For me, it was at that time important not only to have a full stomach and a roof over my head, it was a daily battle to stay incognito and not to become one of those POWs. There were however always checkpoints and inspections of papers. It was all too easy to be noticed at these inspections and arrested. Between 1945 and as late as 1950, 122,671 Germans were to become prisoners of war. 43,000 of those died. 776 were sentenced to death, and that happened in peacetime.

In Finsterwald the same situation slowly evolved as in Breslau. The longer that I stayed, the more well-known I became, and that I had been a Dutch volunteer for the German Waffen SS. What if someone were careless with this information? This fear was always breathing down my neck and so I moved away. I moved very near to the Laska family once more. But I was to spend the next few weeks and months in the northern part of the East zone and not in the suburbs of Leipzig.

The eldest sister of my fallen friend, Robert Reilingh, had been married to a German soldier, an officer who fell in Russia. Now being widowed, Eva Gahrmann lived in Greifswald with her parents-in-law. A circle of very nice people, her friends and family members welcomed me with open arms. Greifswald lay on the coast and had surrendered to the Russians. It had remained undamaged, possessing the oldest University in the whole of Germany, dating from 1465. It lay in a romantic setting with old gabled houses. Extreme want or need was not to be seen here, for the Gahrmann family, just like that of Inge, were the owners of a large furniture and textile business. They were respected in the vicinity. They had contacts with the farmers in the country, the academics in the University, and with the chemists in the city, who possessed alcohol, for the ‘black’ market. Yes, I was also the executive here, in Greifswald, in the wheeling and dealing business. I undertook the long and uncomfortable train journey from Saxony to Mecklenburg.

I had, in both the pre-war and post-war years, experienced from many people evidence of unity, and of help and support. That included the medical care of a doctor upon falling foul of malaria. It was during my second visit to Brigitte in May 1947. I detoured on the way back, calling in on friends of the Laskas and from a very short visit, I had to stay for five weeks. I was cared for by those very dear Laska friends as a refugee, and also cared for free of charge, by their doctor, Dr Schuler. The summer months of 1946 had wandered into the summer months of 1947 in the East zone. I spent wonderful days on Germany’s largest island of Rügen, in the very large sum-merhouse belonging to the Gahrmanns. We arrived with more than enough ‘black’ market provisions, with friends who had journeyed with us on the train, over Stralsund and the Sound of Rügen, to Germany’s largest island.

It was paradise! It was a paradise of flat land, steep cliffs, calm and raw angry seas, woods of beeches hiding moorland and labyrinths of reed. The long, long sandy beaches I remember were empty of people, and were guarded, as we bathed, by towering chalk cliffs. We never saw any Russian military. Tourists? There were none. I thought of Rügen as sitting under a large glass dome, which resisted the disturbance of the occupying government. But even there in the north there were moments that sickened and saddened, such I was to see in Bad Kleinen in the railway station.

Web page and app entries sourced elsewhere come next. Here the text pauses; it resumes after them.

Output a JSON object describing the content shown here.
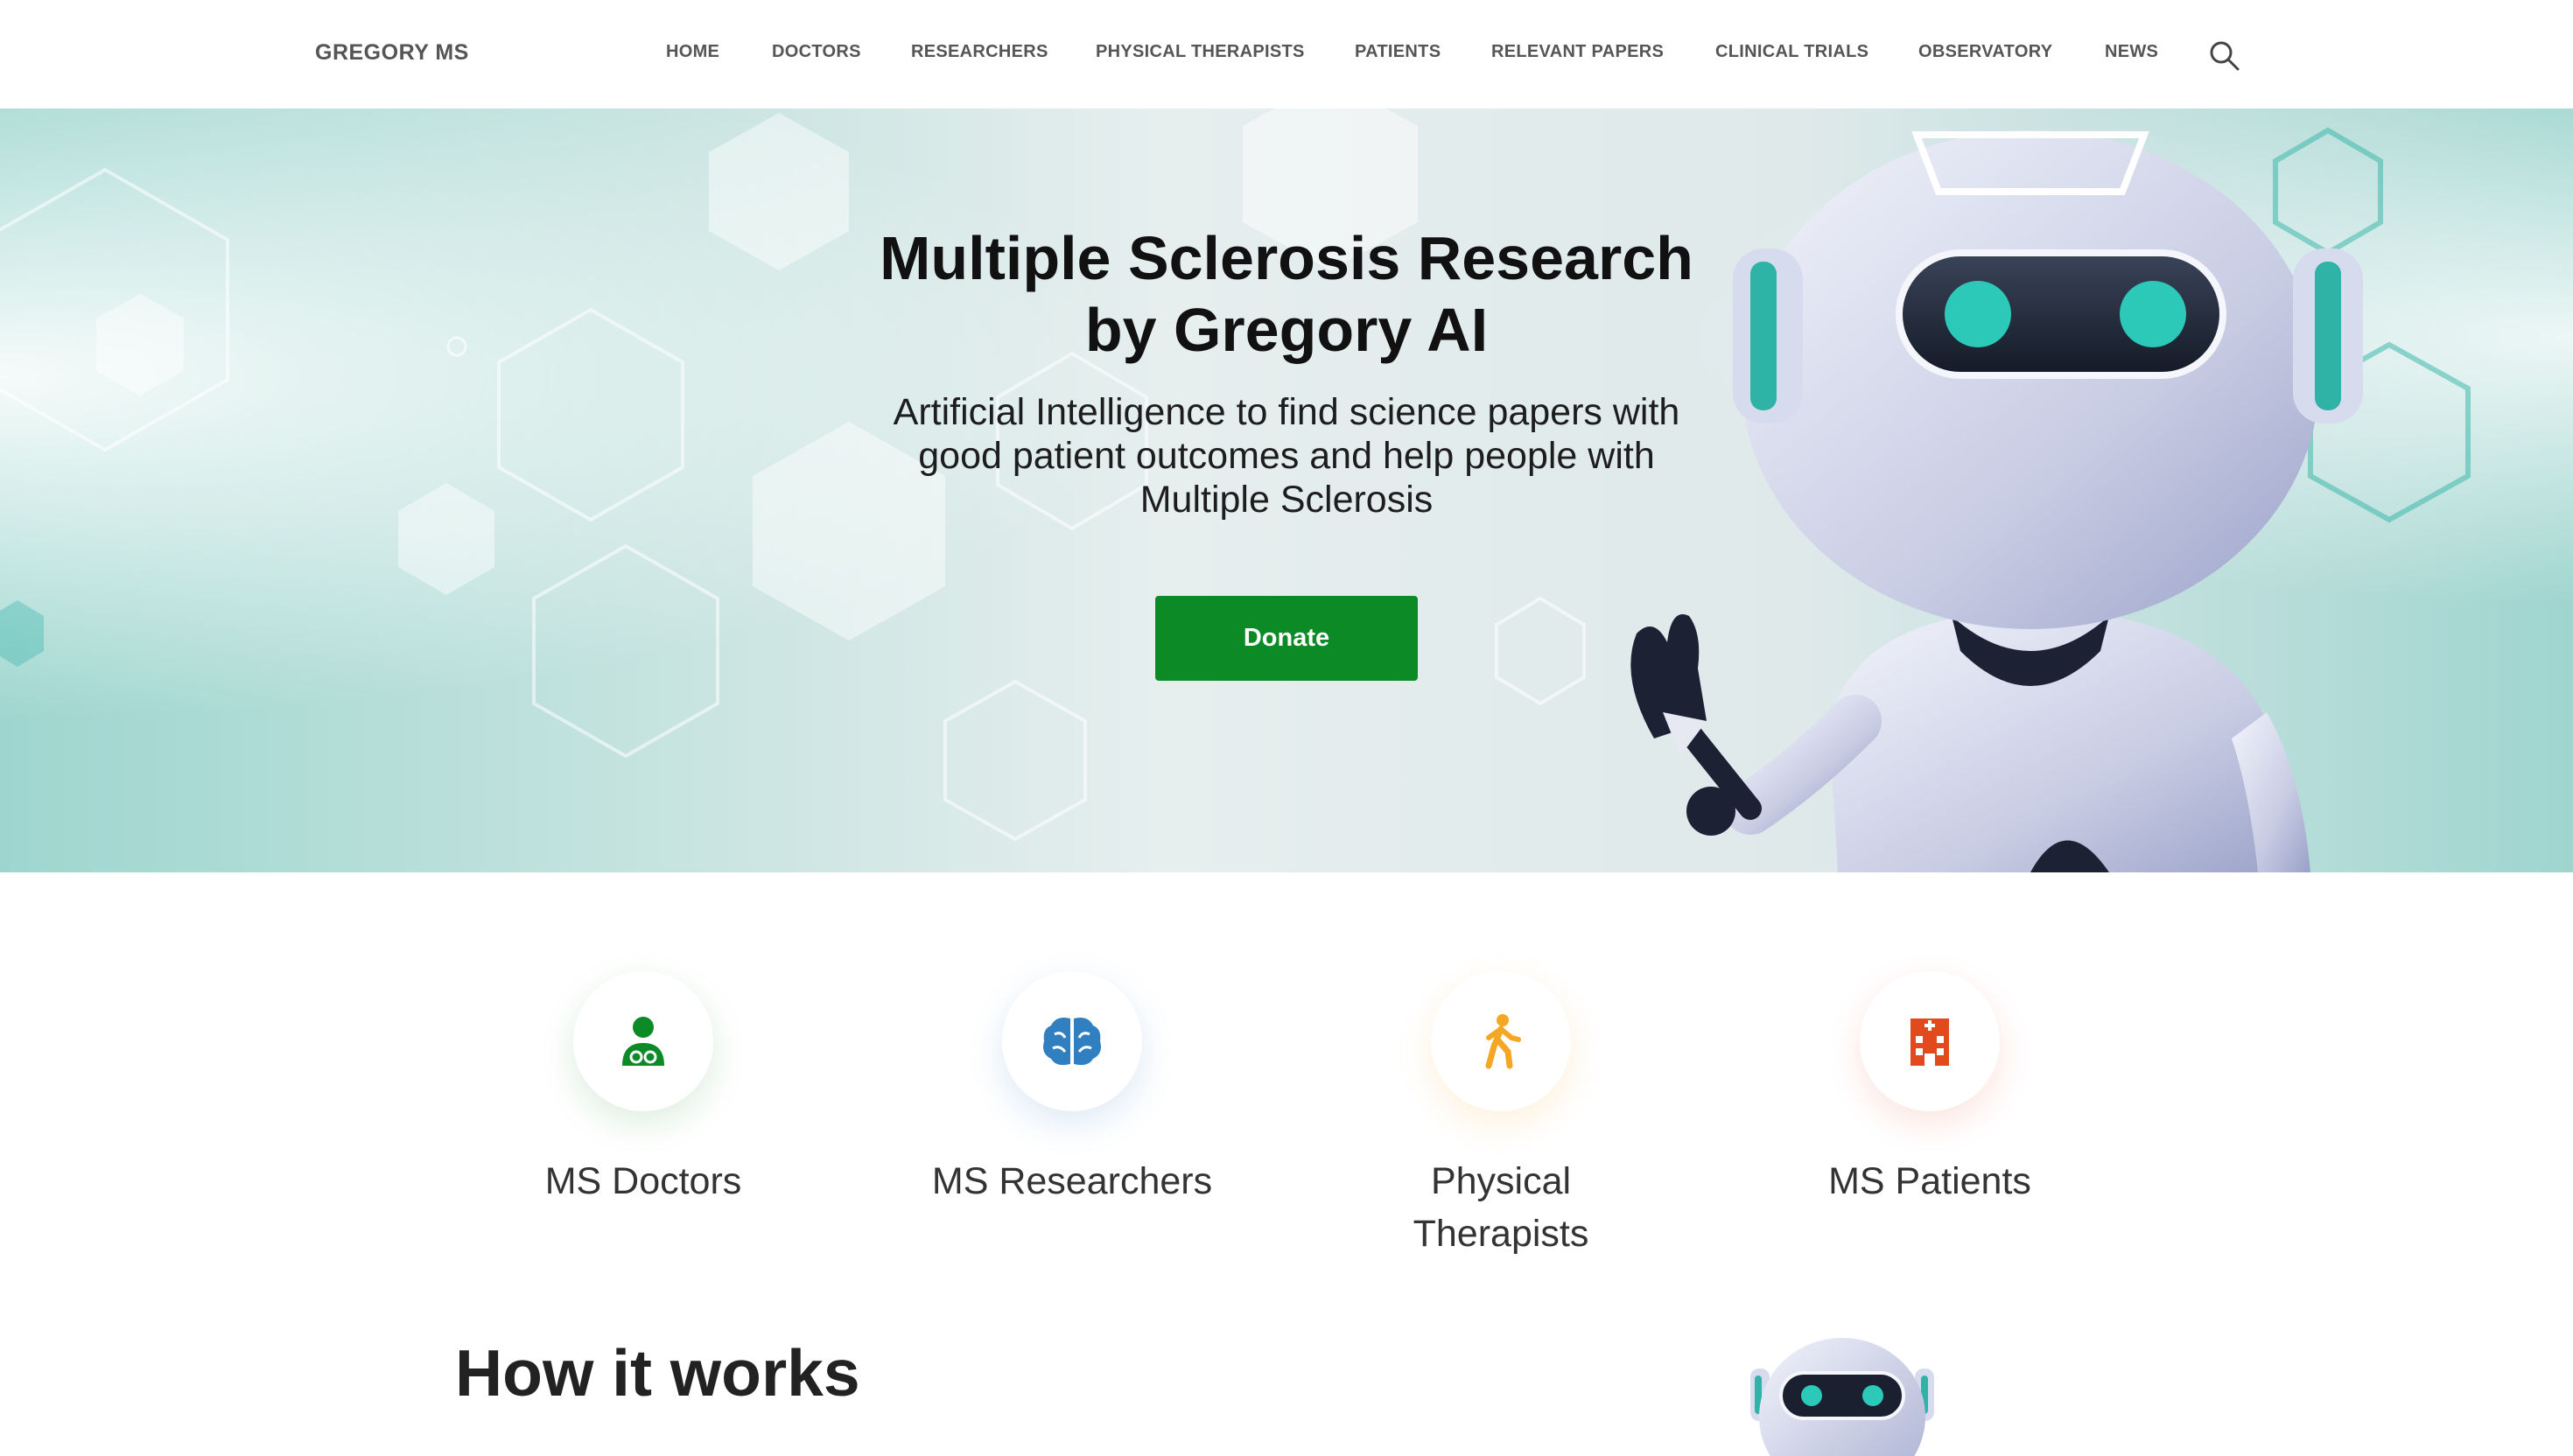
{
  "header": {
    "brand": "GREGORY MS",
    "nav": [
      "HOME",
      "DOCTORS",
      "RESEARCHERS",
      "PHYSICAL THERAPISTS",
      "PATIENTS",
      "RELEVANT PAPERS",
      "CLINICAL TRIALS",
      "OBSERVATORY",
      "NEWS"
    ],
    "search_icon": "search-icon"
  },
  "hero": {
    "title_line1": "Multiple Sclerosis Research",
    "title_line2": "by Gregory AI",
    "subtitle_line1": "Artificial Intelligence to find science papers with",
    "subtitle_line2": "good patient outcomes and help people with",
    "subtitle_line3": "Multiple Sclerosis",
    "donate_label": "Donate",
    "accent_green": "#0b8a25",
    "teal": "#2fb3a6"
  },
  "audiences": [
    {
      "label": "MS Doctors",
      "icon": "doctor-icon",
      "color": "#0b8a25"
    },
    {
      "label": "MS Researchers",
      "icon": "brain-icon",
      "color": "#2f7fc1"
    },
    {
      "label_line1": "Physical",
      "label_line2": "Therapists",
      "icon": "walking-person-icon",
      "color": "#f5a623"
    },
    {
      "label": "MS Patients",
      "icon": "hospital-icon",
      "color": "#e24a1d"
    }
  ],
  "section": {
    "how_title": "How it works"
  }
}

There was a column of German prisoners standing on the platform and after counting, it was found that they were one man short. One had obviously escaped. Without much ado, one of the Russian guards snatched one of the other travellers and forced him into line with the other prisoners. Now the numbers were correct! The shocked man made no protest and neither did the passers-by who witnessed what had happened. They remained shocked and ‘mum’. I protested to a German railway policeman who did not want to know. He didn’t want any trouble with the army and was annoyed with me that I had the privilege of travelling the way I did, as a disabled person, i.e. war-wounded, so he took away my permit.